Quick Tips for Managing Navigation on Your Website
Have you ever visited a website only to be completely overloaded with navigational options? Maybe there have been 20 to 25 links in the main navigation. When you visited this website what did you do? Did you try and find the appropriate navigational link or did you resort to searching the site for what you needed?
On any website, we want to avoid what designers call “information overload”. This concept describes the feeling a patron gets when there is too much information and too little hierarchy to make sense of it. Good navigational hierarchy will help your patrons complete their task, not hinder them on the road there.
So what is the threshold between too many and too few navigational links? While there’s no secret number, there are guidelines that we, as information architects try to abide by. Generally, it is thought that humans can hold up to 7 pieces of discreet information in their short-term memory. Psychologists call this number a human’s “cognitive load”. Perhaps this explains why it’s so easy for me to remember a 7-digit phone number but hard to remember the millions of digits that encompass pi, 3.14…
This is cognitive load at work. Translating cognitive load to website navigation, it makes sense that we’d try to limit the navigational options presented at any one time to that sweet spot of 7. Generally, showing 7-10 navigational options at one time is a good standard to live by.
While this may seem limiting, it does not mean a webpage can only include between 7-10 total links. It does mean, however, that you should consider this number when you determine how to group and organize navigational options on your website. To illustrate this concept, let’s take a look at Seattle Opera’s website.
In the main navigation, there are 8 options presented: “Season & Tickets”, “Calendar”, “Support Us”, “Gift Shop”, “Discover Opera”, “Our Affiliates”, “News”, and “About Us”. We assume that a user will scan over these options and find the one that best fits their needs. So if I’m looking to buy a ticket to the opera, Tosca, for example, I’ll scan the 8 options and most likely hone in on the “Season & Tickets” link. Once I do that, then I can move on to another task and hence another level of navigational options. Scrolling over the “Season & Tickets” link brings up a dropdown that once again has 10 options in it. I’m able to scan through those options and decide I am interested in purchasing “Single Tickets” to this performance.

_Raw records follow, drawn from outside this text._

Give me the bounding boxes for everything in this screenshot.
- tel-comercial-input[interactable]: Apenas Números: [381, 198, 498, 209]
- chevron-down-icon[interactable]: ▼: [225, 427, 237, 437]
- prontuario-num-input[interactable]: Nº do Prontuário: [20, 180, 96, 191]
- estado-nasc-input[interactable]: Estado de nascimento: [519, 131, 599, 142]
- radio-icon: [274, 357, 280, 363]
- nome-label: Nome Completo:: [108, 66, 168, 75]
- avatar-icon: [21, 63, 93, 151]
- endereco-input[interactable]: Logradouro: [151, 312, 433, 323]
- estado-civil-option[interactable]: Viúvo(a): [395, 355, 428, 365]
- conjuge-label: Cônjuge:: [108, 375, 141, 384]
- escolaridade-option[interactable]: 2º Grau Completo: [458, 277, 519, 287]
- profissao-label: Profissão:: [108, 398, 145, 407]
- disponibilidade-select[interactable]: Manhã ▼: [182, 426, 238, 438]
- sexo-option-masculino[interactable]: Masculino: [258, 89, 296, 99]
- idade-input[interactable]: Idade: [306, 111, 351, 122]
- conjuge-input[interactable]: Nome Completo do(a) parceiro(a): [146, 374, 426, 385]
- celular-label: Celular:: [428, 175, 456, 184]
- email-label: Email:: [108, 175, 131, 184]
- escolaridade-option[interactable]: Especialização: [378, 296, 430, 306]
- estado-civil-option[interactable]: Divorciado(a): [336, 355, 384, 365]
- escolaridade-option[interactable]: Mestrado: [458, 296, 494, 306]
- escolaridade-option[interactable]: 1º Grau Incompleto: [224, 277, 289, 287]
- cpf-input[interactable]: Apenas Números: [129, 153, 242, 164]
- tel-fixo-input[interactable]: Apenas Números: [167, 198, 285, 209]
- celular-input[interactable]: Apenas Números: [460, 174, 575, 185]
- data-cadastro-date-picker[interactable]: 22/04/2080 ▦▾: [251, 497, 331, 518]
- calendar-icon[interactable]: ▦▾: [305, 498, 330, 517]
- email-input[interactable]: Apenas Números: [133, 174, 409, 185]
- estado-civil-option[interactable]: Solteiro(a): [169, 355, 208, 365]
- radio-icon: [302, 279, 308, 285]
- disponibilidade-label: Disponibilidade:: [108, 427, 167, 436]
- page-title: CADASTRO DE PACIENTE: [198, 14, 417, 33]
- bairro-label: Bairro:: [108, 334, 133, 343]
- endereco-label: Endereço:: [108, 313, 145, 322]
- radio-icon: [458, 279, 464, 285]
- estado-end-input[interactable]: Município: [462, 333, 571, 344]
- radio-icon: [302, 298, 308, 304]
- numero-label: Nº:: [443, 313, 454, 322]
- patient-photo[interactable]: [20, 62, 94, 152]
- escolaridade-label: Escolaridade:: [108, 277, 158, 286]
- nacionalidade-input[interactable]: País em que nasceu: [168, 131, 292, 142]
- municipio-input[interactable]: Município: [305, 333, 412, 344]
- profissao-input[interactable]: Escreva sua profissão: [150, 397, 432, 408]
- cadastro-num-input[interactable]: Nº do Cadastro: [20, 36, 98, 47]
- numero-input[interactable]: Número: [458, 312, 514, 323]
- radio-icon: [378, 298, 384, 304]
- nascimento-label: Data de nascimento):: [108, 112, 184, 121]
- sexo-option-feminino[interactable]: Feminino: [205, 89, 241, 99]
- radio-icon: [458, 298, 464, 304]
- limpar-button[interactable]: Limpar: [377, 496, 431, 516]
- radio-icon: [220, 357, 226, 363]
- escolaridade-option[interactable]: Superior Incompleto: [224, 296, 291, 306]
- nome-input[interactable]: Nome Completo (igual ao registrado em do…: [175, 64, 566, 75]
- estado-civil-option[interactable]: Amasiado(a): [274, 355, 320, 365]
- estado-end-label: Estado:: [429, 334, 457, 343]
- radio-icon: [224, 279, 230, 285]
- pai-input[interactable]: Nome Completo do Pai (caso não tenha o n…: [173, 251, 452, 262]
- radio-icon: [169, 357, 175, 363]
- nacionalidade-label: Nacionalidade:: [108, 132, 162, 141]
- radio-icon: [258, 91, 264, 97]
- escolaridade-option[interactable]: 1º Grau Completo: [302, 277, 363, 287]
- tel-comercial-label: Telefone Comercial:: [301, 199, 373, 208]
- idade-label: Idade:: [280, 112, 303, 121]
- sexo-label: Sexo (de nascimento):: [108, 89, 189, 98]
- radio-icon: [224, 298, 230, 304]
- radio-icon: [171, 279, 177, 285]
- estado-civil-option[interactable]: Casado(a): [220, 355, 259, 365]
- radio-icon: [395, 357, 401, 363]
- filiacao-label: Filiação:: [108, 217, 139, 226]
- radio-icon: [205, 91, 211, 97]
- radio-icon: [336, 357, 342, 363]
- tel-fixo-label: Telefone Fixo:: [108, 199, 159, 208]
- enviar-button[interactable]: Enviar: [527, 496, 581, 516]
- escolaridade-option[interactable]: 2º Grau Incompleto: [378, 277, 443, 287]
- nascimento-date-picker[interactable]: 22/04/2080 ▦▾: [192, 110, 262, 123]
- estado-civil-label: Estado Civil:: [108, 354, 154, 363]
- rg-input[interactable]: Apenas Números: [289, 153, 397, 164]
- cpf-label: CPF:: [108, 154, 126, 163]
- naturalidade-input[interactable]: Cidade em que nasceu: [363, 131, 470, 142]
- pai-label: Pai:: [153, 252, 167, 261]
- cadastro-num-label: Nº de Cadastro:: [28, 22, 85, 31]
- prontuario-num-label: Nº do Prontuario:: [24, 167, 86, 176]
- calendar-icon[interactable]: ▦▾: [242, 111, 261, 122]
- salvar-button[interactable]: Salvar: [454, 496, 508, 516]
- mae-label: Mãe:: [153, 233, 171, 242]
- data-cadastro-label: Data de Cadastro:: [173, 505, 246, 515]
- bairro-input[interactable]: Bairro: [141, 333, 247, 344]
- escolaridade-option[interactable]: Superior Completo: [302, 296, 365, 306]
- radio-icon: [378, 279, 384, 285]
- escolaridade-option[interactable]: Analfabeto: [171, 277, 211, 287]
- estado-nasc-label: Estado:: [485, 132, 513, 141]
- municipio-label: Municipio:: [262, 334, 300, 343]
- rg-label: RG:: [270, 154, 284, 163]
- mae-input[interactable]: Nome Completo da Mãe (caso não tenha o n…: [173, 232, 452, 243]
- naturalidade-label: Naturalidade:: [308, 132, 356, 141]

Keep the concept of cognitive load in mind as you create website navigation based upon your changing organizational needs. This concept can be a great ally in maintaining the integrity of your navigation.
Cognitive load can remind you to limit yourself when you see your navigational options swiftly increasing. If you find yourself in this situation, perhaps consider narrowing the category heading. For example, if your “About Us” section has 20 navigational links in it, to which 7 are news related, perhaps “News” needs its own section in the navigation. Cognitive load will help you maintain your website’s navigation and help your patrons more easily accomplish tasks.